FILE PHOTO: European Commissioner for a Europe Fit for the Digital Age Margrethe Vestager speaks during the presentation of the European Commission's data/digital strategy in Brussels, Belgium February 19, 2020. REUTERS/Yves Herman/File Photo

“The Commission is here to discuss possible support measures to compensate companies for damages due to COVID-19,” European Union antitrust chief Margrethe Vestager told a news conference, citing the name of the disease caused by the new coronavirus.

She added Italy, the EU country worst hit so far, could possibly benefit from further measures, in addition to more flexibility already granted by Brussels on fiscal rules.

“We stand ready to work with Italy on additional measures that may be needed as a remedy to the serious disturbance to their economy,” she said.

“We will support Italy and its people by any means and measures at our disposal,” the Commission’s vice-president on economic matters Valdis Dombrovskis told the same news conference. He added that Europe was able to withstand the economic crisis caused by the coronavirus.

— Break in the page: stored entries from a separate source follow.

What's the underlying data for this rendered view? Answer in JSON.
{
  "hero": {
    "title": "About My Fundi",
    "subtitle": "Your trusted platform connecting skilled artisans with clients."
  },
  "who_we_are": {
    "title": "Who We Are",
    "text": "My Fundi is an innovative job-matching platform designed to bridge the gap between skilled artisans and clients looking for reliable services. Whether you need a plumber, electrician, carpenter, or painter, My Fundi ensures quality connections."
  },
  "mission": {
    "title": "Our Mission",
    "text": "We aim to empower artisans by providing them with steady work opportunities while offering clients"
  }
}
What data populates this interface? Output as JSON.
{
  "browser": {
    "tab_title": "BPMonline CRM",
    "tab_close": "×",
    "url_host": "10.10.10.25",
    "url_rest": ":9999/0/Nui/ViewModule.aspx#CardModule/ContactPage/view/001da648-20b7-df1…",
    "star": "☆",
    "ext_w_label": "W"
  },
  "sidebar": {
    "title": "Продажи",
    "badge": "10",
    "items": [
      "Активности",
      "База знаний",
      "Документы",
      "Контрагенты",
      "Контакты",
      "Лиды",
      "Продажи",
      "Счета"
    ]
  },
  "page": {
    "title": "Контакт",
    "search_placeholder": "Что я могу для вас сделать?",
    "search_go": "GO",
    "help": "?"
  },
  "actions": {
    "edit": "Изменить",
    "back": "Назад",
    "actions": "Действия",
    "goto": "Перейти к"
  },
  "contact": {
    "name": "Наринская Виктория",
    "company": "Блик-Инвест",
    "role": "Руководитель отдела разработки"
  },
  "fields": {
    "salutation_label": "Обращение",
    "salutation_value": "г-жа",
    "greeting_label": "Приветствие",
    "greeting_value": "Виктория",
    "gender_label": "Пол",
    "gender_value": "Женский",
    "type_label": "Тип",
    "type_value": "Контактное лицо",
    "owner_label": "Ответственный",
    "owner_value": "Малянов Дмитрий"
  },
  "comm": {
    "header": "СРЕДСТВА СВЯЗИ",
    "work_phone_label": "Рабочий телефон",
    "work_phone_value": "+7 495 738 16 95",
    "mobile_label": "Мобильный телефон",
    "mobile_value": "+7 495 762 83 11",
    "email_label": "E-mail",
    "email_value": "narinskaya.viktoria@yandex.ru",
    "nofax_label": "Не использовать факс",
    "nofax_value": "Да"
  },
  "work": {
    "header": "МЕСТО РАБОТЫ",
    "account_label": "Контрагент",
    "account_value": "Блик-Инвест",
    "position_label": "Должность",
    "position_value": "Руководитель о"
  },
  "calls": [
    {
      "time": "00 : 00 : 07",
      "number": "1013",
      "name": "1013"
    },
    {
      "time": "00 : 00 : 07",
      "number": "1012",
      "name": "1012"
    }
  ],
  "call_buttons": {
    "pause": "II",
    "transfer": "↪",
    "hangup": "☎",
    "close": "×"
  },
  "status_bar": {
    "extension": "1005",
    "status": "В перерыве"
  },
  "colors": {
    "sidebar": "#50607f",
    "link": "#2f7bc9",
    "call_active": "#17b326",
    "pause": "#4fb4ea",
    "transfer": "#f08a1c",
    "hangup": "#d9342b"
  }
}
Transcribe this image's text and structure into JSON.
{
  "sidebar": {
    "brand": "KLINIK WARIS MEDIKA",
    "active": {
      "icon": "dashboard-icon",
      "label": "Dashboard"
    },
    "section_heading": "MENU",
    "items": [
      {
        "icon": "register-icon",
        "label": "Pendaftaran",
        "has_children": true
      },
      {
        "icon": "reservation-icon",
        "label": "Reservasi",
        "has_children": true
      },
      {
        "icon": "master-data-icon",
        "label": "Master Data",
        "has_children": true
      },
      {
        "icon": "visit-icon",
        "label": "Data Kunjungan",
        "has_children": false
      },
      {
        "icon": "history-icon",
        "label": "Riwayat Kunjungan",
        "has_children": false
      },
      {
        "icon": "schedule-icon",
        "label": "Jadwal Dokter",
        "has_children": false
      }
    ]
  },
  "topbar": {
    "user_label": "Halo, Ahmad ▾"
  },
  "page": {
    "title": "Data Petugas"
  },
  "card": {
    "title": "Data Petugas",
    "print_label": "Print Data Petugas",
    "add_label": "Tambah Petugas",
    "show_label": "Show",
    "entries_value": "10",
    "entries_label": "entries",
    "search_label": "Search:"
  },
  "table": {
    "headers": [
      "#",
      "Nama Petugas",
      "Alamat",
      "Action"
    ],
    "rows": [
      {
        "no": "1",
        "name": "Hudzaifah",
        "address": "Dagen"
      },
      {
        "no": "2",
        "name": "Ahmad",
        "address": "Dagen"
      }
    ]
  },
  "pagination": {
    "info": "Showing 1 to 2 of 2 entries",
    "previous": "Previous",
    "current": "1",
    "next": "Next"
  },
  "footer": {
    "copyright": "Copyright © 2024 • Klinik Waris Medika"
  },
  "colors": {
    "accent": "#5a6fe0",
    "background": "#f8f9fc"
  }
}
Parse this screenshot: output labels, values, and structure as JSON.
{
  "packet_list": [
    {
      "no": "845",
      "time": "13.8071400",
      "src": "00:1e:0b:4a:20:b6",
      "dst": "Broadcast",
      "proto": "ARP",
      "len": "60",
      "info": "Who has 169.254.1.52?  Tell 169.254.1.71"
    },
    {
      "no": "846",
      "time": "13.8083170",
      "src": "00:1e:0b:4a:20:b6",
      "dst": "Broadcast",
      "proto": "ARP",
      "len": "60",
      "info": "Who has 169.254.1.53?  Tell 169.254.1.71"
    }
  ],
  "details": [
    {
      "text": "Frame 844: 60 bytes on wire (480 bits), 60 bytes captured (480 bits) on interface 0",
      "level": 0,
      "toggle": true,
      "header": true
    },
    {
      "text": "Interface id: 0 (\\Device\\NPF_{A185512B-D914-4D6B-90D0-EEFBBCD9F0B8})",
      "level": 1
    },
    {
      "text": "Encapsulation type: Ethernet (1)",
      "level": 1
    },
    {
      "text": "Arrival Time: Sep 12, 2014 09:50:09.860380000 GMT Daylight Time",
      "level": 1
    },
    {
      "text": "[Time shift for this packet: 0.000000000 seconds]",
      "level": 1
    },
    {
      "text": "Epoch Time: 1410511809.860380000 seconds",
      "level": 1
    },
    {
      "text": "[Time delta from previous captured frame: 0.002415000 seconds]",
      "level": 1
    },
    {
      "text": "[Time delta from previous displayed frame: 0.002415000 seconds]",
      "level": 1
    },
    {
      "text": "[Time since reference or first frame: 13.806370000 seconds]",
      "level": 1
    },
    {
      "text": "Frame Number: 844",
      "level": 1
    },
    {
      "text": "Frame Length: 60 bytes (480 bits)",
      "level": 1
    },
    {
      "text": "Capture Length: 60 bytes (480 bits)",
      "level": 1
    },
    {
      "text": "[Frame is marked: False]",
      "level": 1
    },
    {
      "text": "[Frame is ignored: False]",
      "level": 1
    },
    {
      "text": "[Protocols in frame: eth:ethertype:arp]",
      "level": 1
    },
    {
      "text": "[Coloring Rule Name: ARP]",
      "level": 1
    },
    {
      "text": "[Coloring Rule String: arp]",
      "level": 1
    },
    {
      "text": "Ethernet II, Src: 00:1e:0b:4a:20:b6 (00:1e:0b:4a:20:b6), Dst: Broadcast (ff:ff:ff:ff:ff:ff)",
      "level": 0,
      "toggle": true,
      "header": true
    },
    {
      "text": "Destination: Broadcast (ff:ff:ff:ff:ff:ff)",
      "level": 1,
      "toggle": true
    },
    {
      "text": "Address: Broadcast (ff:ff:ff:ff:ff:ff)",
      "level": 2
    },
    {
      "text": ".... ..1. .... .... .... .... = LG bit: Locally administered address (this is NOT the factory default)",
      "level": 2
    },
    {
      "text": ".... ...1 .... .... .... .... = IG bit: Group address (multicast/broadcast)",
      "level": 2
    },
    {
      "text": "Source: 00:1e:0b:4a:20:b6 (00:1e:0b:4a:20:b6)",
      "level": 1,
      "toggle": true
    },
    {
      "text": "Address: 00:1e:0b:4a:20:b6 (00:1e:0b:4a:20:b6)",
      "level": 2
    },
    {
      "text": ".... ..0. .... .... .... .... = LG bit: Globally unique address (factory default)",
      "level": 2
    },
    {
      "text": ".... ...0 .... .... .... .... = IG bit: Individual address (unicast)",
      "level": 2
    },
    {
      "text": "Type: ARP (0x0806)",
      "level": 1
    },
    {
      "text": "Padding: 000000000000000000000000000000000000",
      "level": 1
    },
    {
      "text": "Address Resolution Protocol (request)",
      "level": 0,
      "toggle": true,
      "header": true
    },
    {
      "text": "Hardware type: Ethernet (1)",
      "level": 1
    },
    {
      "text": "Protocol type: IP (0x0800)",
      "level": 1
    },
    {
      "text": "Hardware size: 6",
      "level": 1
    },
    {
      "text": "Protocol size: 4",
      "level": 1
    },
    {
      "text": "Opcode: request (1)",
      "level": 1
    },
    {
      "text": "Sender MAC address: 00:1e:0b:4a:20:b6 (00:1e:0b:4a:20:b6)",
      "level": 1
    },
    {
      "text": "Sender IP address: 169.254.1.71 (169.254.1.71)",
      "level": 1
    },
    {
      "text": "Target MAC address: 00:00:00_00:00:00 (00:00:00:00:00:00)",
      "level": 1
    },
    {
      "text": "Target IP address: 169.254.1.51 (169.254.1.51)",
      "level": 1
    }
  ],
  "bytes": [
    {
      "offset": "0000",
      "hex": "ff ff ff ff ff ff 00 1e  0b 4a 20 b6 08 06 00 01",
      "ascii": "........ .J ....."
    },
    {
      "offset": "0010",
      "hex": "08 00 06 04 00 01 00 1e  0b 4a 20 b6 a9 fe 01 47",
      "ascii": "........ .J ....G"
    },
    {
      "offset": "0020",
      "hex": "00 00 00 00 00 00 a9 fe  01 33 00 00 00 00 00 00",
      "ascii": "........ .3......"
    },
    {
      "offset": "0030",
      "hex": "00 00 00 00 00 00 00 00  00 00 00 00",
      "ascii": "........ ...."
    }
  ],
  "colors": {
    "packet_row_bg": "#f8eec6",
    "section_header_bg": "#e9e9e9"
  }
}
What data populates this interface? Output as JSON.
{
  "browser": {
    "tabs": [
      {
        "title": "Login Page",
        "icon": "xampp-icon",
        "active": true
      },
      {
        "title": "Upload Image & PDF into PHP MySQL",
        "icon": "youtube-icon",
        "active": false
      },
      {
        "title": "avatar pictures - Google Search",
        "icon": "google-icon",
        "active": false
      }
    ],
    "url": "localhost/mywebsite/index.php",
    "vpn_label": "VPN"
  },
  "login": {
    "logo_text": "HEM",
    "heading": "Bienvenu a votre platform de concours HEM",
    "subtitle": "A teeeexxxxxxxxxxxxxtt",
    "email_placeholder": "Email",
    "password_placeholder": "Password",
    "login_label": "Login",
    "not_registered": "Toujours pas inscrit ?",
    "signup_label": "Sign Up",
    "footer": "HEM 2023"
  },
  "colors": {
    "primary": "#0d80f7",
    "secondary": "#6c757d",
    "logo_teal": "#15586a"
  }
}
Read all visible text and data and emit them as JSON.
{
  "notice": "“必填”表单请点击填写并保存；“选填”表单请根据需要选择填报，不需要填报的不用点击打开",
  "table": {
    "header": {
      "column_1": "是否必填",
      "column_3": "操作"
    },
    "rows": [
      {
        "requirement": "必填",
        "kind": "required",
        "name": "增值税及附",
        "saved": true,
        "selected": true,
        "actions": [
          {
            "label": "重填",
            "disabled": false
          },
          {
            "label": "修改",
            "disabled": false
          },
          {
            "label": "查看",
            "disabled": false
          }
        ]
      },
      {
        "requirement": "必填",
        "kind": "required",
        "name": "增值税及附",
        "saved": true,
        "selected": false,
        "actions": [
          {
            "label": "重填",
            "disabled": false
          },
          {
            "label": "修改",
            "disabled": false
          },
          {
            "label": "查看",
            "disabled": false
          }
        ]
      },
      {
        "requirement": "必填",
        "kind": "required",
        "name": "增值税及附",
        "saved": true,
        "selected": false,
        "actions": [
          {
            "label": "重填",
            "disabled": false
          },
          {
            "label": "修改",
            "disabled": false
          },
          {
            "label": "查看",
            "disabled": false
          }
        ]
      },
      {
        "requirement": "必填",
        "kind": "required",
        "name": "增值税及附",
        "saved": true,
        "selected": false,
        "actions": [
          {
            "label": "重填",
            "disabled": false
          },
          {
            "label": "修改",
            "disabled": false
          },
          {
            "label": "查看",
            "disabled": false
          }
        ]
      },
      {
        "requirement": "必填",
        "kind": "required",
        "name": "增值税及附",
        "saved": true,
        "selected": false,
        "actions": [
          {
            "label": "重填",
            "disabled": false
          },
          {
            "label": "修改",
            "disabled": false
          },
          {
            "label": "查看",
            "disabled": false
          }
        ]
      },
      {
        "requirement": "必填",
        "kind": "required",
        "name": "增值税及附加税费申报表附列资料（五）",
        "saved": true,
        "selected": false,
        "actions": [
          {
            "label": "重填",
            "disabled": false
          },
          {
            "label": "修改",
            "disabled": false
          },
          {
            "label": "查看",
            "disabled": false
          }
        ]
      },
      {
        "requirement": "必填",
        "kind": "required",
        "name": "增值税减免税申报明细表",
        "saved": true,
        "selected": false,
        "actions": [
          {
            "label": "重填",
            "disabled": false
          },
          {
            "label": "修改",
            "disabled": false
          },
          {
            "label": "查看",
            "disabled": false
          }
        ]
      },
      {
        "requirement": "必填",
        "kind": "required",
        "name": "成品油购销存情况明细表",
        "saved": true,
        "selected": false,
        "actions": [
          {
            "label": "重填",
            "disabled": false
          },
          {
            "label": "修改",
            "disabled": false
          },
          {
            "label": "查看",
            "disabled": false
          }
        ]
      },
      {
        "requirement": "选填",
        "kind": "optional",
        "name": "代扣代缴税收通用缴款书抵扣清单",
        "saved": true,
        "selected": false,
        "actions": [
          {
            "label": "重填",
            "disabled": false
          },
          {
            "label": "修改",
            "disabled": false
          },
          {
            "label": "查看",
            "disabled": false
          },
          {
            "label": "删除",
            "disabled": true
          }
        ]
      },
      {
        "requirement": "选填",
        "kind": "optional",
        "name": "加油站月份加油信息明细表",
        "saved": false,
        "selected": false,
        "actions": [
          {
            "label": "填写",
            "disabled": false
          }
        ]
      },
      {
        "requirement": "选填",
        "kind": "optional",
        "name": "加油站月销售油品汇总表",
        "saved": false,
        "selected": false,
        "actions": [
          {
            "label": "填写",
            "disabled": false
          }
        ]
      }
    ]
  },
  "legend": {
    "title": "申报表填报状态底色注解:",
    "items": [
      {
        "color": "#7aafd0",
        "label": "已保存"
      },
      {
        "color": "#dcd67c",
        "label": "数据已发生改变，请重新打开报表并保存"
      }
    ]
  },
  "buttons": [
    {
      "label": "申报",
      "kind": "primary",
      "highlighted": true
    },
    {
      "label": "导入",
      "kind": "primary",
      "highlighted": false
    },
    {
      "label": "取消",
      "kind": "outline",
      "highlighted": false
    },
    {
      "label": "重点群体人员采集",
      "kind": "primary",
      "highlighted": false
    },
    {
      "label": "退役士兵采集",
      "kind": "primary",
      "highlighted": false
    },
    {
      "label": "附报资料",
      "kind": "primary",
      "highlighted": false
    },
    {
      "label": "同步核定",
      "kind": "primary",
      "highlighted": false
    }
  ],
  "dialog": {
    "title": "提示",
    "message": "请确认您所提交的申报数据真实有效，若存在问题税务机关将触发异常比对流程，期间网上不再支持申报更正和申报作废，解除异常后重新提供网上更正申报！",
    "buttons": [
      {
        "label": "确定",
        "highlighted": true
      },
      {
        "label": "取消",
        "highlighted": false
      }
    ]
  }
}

The Commission, the EU’s executive, estimated in an internal document that Italy and France were at risk of a technical recession in the first quarter of this year caused by the coronavirus.

Vestager added that under existing EU rules on public subsidies, governments can in some circumstances help companies in liquidity shortages or in need of urgent rescue aid.

Separately, the European Parliament cancelled its next April plenary session due to take place in Strasbourg, France, and decided to hold a smaller meeting in Brussels instead, according to an internal email seen by Reuters.

The chamber will decide on longer-term plans on March 25.

No voting sessions will take place remotely, meaning the EU’s legislative process could face delays.